VENEZIA 68 – “Tinker, Tailor, Soldier, Spy”, di Tomas Alfredson (Concorso)
È un peccato che il regista svedese non si sia abbandonato del tutto alla sua intuizione di realizzare la più nitida spy story omosessuale che sia mai stata fatta. Al termine del suo film dopo tanta noia “di classe”, rimane il rimpianto per aver intravisto una chiave, gli indici di un melodramma in potenza che purtroppo rimangono sfumature dentro un involucro monodimensionale

La sensazione è che Alfredson nel maneggiare un testo letterario carico di eventi, personaggi, implicazioni politiche e sentimentali (nonché un cast che oltre ad Oldman, conta l’ottimo Mark Strong, Colin Firth e il veterano John Hurt) abbia finito con il propendere per un equilibrio imparziale, quasi immobile, non necessariamente freddo ma ingabbiato nelle convenzioni di un’idea di cinema ostinatamente adulta, piana, pericolosamente monotona.

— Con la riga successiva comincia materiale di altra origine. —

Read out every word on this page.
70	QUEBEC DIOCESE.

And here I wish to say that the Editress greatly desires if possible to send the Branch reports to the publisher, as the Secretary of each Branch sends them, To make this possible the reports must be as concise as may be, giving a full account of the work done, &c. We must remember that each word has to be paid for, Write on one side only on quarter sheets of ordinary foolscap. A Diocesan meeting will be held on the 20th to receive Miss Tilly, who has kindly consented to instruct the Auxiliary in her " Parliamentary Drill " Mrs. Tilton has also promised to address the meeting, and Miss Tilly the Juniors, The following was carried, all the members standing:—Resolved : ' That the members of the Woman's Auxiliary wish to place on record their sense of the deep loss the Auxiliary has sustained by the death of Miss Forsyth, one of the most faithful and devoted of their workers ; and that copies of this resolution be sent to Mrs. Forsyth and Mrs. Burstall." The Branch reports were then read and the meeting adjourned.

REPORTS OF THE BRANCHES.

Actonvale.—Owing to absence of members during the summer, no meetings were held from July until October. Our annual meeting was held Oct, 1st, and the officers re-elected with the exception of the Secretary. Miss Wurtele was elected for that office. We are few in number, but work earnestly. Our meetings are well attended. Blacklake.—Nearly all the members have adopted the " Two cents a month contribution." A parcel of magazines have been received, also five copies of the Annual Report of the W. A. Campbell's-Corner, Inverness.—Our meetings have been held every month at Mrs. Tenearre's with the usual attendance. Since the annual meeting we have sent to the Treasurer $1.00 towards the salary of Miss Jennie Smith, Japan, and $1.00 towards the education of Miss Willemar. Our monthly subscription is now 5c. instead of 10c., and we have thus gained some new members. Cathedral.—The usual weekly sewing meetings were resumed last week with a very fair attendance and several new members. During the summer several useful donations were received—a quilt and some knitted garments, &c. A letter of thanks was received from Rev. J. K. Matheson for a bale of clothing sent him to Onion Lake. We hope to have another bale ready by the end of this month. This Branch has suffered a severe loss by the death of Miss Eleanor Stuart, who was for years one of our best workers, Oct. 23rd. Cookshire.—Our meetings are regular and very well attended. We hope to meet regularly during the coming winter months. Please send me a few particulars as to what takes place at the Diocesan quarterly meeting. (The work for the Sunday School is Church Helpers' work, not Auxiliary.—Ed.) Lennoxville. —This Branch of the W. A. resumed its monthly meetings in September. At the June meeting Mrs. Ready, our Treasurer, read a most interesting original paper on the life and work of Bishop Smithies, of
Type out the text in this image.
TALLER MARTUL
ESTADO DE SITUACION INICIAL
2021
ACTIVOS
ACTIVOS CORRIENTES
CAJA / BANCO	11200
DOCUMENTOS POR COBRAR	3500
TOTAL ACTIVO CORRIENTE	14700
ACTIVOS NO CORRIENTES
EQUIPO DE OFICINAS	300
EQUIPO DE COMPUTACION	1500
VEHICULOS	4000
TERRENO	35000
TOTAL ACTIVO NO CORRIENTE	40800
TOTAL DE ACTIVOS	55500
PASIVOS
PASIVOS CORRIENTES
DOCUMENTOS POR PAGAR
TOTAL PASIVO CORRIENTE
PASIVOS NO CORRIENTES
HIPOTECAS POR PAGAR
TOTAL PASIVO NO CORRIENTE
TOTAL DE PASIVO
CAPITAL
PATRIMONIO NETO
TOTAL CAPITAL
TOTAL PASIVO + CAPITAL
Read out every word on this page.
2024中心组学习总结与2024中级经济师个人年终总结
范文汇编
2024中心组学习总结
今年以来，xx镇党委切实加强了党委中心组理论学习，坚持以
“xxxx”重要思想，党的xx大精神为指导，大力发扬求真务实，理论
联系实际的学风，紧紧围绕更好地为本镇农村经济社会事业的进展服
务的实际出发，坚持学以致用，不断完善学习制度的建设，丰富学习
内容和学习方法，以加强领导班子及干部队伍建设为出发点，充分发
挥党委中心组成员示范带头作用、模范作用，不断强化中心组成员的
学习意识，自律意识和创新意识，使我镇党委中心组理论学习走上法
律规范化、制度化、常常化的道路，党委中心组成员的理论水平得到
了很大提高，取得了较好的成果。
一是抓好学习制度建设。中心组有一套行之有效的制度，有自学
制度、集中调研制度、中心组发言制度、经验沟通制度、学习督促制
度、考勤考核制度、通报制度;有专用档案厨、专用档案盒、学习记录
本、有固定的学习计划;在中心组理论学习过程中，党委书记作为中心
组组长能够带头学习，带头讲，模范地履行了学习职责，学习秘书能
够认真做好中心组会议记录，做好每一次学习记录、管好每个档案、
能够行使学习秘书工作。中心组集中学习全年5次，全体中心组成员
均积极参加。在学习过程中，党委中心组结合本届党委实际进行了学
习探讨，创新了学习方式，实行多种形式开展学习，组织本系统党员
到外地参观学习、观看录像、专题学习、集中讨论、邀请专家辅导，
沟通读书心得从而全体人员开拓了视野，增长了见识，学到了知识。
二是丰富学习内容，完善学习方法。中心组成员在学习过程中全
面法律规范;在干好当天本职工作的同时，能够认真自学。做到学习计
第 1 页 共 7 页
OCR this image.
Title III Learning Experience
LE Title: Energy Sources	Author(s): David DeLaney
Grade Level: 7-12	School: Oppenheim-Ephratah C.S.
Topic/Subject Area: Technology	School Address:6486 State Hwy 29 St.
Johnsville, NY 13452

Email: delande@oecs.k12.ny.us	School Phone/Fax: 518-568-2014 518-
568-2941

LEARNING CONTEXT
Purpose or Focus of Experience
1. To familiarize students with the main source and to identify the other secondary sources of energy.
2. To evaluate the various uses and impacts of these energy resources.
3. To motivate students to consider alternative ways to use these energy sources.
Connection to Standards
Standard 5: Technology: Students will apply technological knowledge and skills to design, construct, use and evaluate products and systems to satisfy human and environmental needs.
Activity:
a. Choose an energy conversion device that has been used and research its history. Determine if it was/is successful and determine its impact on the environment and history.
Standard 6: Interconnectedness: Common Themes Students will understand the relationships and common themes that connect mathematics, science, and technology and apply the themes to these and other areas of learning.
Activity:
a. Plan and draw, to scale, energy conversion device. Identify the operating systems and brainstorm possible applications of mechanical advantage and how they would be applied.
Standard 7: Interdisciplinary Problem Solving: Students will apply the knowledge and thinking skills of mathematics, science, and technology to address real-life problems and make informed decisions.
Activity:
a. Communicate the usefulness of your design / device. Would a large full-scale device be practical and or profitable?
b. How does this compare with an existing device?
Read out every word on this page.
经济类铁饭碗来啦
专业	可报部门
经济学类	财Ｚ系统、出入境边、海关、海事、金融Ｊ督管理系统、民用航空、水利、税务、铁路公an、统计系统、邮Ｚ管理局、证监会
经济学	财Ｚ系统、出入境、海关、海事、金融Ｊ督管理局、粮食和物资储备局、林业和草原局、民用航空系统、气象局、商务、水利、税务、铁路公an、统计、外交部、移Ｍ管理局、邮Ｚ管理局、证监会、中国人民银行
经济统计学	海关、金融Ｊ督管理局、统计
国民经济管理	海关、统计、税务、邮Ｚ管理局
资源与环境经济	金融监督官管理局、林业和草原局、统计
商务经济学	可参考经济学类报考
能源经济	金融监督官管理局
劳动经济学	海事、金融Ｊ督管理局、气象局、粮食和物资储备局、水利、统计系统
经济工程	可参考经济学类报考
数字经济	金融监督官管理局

Tant’è che probabilmente è proprio nell’epilogo – in cui vediamo i protagonisti malinconicamente salutati dalle note musicali di La mer, con l’abbraccio a distanza tra Strong e Firth scandito da un colpo di fucile – che sembrerebbe celarsi l’anima del film, il suo dolore sentimentale, il suo sapore omosessuale che rende questi agenti segreti vestiti con sciarpa, pullover e impermeabili, dei superstiti dentro un mondo fatto di solitudini, inganni e ideali andati a male. Pennellate che lasciano la morbida traccia di un film che non c’è, ma che forse avremmo voluto vedere. È allora un peccato che il regista svedese non si sia abbandonato del tutto alla sua intuizione di realizzare la più limpida spy story gay che sia mai stata fatta. Perché al termine del suo film dopo tanta noia “di classe”, rimane il rimpianto per aver intravisto una chiave, gli indici di un melodramma in potenza decisamente più interessante dell'intreccio spionistico, elementi che purtroppo rimangono sfumature dentro un involucro monodimensionale.